By the end of 1988, nevertheless, the incubator mall was full and Pardy was applying to ACOA for additional funds to construct an annex. There was no evidence that any of the tenants decided to create a business as a result of enhanced entrepreneurial awareness. If anything, the subsidized facilities and support structure included in the incubator concept had been more crucial to their foundation than the AES initiative. In fact, one of the tenants was a plastic film and bag manufacturing company owned and operated by a Chinese investor with a similar operation in Ontario.

Pardy claimed that the AES project had enhanced the sense of confidence in the local population, particularly the project participants, by proving that a small community could carry out such an innovative, ambitious and technically challenging initiative. The educational contribution of the broadcast extended far beyond the live production, as copies of the videos were distributed provincially and internationally. The University of Waterloo Economic Development Program, of which Pardy was a graduate, incorporated the videos into its curriculum, highlighting the town across the country. Pardy and the AES Co-ordinator, Linda Foote, were also invited to numerous national and international conferences to explain their innovative use of television in local economic development.

Within the Humber Valley, the Pasadena Economic Development Committee focused on inculcating the entrepreneurial spirit in the youth of the region. The incubator mall and the Town of Pasadena sponsored a junior Achievement business normally sponsored by private firms. Additional business development programmes were researched and produced by the incubator mall staff for a local cable television program, and these were put on video together with the original programs for wider distribution. The AES committee presented the copyright for the video series to the provincial Department of Education for use in the expanded entrepreneurial curriculum throughout the Province, and it worked with the local school board and Community College in Port au Port on the development of a pilot entrepreneurial course.

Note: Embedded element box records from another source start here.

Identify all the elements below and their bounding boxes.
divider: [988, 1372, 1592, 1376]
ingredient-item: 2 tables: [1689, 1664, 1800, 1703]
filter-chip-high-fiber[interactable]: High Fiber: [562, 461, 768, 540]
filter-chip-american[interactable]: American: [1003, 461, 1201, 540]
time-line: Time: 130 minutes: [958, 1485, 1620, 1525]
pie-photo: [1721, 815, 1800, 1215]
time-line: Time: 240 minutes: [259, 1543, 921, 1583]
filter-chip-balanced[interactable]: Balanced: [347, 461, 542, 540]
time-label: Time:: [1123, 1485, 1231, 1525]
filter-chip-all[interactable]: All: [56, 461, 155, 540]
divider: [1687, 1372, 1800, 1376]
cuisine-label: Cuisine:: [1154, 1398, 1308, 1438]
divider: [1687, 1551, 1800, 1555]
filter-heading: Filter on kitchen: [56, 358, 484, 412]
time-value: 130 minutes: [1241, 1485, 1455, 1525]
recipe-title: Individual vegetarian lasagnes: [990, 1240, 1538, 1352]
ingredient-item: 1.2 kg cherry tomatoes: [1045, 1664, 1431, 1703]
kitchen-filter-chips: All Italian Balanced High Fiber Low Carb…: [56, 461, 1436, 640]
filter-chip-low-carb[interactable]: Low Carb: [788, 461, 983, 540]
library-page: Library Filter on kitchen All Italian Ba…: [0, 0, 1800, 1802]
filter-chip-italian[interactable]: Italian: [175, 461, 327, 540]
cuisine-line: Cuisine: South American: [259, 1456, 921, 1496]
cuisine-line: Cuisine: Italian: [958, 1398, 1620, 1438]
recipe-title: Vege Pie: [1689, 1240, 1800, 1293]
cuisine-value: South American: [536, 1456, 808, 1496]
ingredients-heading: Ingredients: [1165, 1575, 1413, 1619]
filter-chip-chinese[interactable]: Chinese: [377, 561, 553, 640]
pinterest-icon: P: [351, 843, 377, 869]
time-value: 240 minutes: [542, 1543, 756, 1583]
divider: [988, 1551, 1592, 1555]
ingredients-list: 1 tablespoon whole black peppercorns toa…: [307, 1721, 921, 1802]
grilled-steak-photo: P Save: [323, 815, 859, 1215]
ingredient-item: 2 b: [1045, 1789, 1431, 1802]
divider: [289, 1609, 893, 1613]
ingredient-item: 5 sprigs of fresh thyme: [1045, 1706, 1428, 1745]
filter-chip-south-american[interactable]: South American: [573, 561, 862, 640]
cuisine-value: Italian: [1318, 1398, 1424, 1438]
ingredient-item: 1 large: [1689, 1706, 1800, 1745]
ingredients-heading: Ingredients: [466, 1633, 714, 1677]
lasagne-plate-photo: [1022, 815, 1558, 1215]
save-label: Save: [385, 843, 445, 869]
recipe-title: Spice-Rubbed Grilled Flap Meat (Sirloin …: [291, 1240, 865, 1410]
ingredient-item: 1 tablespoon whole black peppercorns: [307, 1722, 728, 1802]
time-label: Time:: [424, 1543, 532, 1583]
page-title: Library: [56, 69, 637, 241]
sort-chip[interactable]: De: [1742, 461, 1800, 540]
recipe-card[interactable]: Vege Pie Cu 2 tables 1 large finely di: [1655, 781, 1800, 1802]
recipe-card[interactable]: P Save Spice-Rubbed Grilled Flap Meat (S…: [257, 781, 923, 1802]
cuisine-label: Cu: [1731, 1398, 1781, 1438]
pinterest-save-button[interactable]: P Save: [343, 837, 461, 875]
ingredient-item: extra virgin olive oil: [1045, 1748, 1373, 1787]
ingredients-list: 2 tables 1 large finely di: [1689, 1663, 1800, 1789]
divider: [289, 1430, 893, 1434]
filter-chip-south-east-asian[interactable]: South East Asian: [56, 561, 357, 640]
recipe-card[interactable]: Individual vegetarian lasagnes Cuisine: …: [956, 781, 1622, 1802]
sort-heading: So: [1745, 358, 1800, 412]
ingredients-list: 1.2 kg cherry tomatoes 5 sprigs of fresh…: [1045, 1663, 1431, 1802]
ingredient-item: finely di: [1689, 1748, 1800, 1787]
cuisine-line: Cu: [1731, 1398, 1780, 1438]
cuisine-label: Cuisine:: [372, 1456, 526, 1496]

International Links for Entrepreneurial Awareness

The international attention paid to the project reinforced Pardy's commitment to the need for local activities to respond to global trends. He saw the first AES funding as just the start of a 'long-term continuing education project! The next instalment, termed 'Employment Through Community Development,' built on the television production skills gained in the first project, but this time an international satellite link was made between the communities of the Humber Valley and a similar region in the United Kingdom. Whereas international networking was usually conducted on an individual or organisational basis, this one, according to Pardy, exchanged 'complete communities; simultaneously.' The project was founded on the commitment, expressed in an Economic Development Committee document, 'that exposure to business ideas elsewhere must be the cornerstone for future economic development.'

Employment and Immigration and ACOA responded once again to a proposal redolent with all the virtues of small business promotion, entrepreneurial training, local initiative and international communications. For 'between $150,000 and $200,000,' planning for a live international telecast began. Four people were hired in Pasadena, and development groups in the United Kingdom were contacted. The Highlands and Islands of Scotland, with similar resource and demographic conditions as the Humber Valley, was the initial focus, but when the group there backed out because of lack of funds, the AES committee had to scramble to find an international partner. An organization created to promote development and cooperation between Northern Ireland and the Republic of Ireland expressed interest, and a six-hour telecast was successfully aired on December 2nd, 1990 (Exhibit 3).